When it launched in March, the Galaxy S7 was praised by many for addressing some of the issues with the Samsung's previous flagship smartphone, the S6 -- notably the lack of expandable storage and water-resistance, and the small battery.
The battery on the S7 is larger than on previous iterations (although, according to some, battery life is not significantly improved), and ships with fast and wireless charging (reaching 50 percent of the battery life in 30 minutes). But are these features selling the handsets?
According to Kantar Worldpanel ComTech, the Galaxy S7 was the fifth best-selling phone in the US in the first quarter of 2016 with 5.8 percent of sales, despite only being available for the last few weeks. In contrast, the Galaxy S6 was only 10th best-selling smartphone, with 3.2 percent, in the three months after its launch.
According to Kantar's research among Galaxy S7 and S7 Edge customers who bought the devices in March, the number-one draw was battery life, with 53.5 percent citing it as the main driver of handset choice.
Camera quality was also an important driver for S7 buyers, with 50.9 percent citing this compared to 33.5 percent of all smartphone buyers for the period. Storage was an issue for some S7 buyers, cited by 36.5 percent versus 17.8 percent among all buyers, as was processor speed at 39.8 percent versus 23.9 percent of all buyers.
While Galaxy S7 buyers responded to the improved specs, there was another big influence behind these purchases: good deals. Over a third (38.8 percent) of Galaxy S7 and S7 Edge buyers were influenced by an exclusive phone promotion or offer, 12.2 percent by a free or discounted product, 11 percent by a trade-in scheme, and 10.3 percent by free or discounted accessories.

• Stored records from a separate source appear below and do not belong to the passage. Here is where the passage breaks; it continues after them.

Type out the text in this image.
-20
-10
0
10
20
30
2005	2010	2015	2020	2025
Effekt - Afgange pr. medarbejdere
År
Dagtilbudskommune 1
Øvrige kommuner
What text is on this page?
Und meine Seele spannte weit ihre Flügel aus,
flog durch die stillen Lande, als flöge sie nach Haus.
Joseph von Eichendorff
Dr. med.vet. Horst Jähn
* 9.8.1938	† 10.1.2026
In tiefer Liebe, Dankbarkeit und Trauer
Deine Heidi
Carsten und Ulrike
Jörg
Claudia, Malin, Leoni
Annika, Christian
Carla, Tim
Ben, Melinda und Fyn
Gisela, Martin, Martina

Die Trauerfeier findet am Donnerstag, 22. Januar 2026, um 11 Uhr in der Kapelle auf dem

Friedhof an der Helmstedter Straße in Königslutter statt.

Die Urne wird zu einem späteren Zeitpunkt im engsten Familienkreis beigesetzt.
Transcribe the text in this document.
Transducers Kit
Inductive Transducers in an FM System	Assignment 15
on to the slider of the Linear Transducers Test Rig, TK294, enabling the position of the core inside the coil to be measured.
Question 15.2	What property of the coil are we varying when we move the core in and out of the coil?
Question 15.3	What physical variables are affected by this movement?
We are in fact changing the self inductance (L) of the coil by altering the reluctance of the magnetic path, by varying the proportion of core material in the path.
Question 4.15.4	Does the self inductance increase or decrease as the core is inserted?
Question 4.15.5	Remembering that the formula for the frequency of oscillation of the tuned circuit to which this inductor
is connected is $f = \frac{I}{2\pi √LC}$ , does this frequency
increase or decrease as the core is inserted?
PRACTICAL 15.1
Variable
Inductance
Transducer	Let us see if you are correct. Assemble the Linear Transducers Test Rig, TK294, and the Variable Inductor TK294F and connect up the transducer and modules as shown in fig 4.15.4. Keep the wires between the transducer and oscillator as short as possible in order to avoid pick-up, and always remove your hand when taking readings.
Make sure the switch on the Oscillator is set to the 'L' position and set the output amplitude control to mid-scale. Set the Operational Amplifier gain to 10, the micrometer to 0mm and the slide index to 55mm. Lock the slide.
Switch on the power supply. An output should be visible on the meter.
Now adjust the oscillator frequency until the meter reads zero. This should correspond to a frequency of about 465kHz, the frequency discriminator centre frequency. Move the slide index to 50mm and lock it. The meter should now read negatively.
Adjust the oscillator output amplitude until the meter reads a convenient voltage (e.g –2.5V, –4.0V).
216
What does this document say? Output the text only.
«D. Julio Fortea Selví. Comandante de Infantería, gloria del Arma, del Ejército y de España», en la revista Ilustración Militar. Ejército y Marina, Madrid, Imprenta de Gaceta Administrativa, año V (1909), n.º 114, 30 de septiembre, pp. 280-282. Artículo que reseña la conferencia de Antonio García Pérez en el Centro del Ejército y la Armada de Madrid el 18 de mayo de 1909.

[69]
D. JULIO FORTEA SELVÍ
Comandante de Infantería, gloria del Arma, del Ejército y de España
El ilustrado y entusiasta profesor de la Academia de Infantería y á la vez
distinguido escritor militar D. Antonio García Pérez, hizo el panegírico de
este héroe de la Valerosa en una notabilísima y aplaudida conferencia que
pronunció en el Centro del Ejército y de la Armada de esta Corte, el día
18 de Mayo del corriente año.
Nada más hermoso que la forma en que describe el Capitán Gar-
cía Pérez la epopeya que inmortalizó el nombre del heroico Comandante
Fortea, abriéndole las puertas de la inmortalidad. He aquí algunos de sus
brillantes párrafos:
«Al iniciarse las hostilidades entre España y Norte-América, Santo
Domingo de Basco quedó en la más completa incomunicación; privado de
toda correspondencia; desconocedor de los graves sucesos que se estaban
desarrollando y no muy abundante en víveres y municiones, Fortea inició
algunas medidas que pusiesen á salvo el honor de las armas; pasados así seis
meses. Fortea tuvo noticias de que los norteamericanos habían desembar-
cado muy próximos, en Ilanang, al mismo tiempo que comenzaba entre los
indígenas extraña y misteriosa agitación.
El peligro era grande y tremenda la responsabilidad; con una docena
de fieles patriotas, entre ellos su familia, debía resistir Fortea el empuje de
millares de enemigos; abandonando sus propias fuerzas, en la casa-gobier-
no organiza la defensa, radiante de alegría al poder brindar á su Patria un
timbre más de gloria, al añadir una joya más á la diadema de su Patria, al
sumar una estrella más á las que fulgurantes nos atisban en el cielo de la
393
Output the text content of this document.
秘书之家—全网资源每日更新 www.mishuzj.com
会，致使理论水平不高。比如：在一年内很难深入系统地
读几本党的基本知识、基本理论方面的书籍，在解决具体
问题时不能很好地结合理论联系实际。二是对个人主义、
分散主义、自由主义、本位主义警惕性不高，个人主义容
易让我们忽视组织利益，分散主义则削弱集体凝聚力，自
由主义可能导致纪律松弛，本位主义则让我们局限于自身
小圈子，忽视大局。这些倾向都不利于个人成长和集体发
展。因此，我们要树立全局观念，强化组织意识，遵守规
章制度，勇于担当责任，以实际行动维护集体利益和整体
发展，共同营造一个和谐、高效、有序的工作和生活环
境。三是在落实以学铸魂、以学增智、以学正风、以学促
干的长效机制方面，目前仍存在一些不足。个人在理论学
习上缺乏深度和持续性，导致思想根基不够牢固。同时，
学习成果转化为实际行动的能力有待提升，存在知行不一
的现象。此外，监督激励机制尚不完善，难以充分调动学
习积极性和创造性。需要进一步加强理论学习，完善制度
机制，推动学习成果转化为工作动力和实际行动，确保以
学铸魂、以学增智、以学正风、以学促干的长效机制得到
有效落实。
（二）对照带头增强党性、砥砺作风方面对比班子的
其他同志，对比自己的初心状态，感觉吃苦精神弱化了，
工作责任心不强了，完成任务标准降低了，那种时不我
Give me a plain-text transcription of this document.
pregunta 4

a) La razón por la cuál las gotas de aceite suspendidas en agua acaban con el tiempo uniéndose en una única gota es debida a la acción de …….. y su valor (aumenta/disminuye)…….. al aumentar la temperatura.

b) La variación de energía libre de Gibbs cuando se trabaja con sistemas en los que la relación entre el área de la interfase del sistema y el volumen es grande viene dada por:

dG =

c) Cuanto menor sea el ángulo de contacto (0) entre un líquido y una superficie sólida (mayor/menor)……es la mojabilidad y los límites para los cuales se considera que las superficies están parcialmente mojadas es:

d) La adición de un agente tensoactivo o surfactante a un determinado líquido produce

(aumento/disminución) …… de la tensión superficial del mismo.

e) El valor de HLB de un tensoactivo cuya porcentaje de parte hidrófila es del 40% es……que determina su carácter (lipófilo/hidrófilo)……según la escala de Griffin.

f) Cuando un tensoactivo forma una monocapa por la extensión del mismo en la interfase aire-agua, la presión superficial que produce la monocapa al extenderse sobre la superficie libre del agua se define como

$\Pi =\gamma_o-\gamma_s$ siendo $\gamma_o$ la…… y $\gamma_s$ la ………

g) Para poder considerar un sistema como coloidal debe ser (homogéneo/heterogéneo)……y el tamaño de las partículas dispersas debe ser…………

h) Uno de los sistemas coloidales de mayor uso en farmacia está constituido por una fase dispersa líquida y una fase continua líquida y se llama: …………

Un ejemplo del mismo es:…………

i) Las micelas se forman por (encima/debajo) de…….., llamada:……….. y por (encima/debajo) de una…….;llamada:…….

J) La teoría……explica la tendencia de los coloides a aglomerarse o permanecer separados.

"The Galaxy S7 and S7 Edge appears to be one of the most heavily promoted phones, ever," said Lauren Guenveur, mobile analyst for Kantar Worldpanel ComTech.
If you had ordered an S7 before 18 March, one deal offered a Gear VR and six VR games for free. AT&T and T-Mobile offered buy one, get one free deals for a time, while Best Buy included a Gear VR and a 64GB SIM card with the purchase of an S7: buyers at Costco were offered a 32-inch Samsung HD TV.
"And that's barely scraping the surface of the promotions and trade-ins available for this device," said Geunveur, who noted that heavy promotion means the S7 is expected to become the best-selling phone in the second quarter of this year. That's something the S6 never managed, remaining in second place behind the iPhone 6, and then the iPhone 6s.
The S7 may have made a strong start, but there's every indication that the smartphone market is going to get even more competitive as markets like the US become completely saturated. But it's a complicated picture: Android is growing at the expense of iOS and Windows Mobile, but there is less and less to differentiate the high-end models from mid-range. Meanwhile companies such as Huawei are increasingly looking to offer a rival Android experience.
As Guenveur notes: "As the big promotions subside and are replaced by smaller and subtler deals, how will the S7 fare?"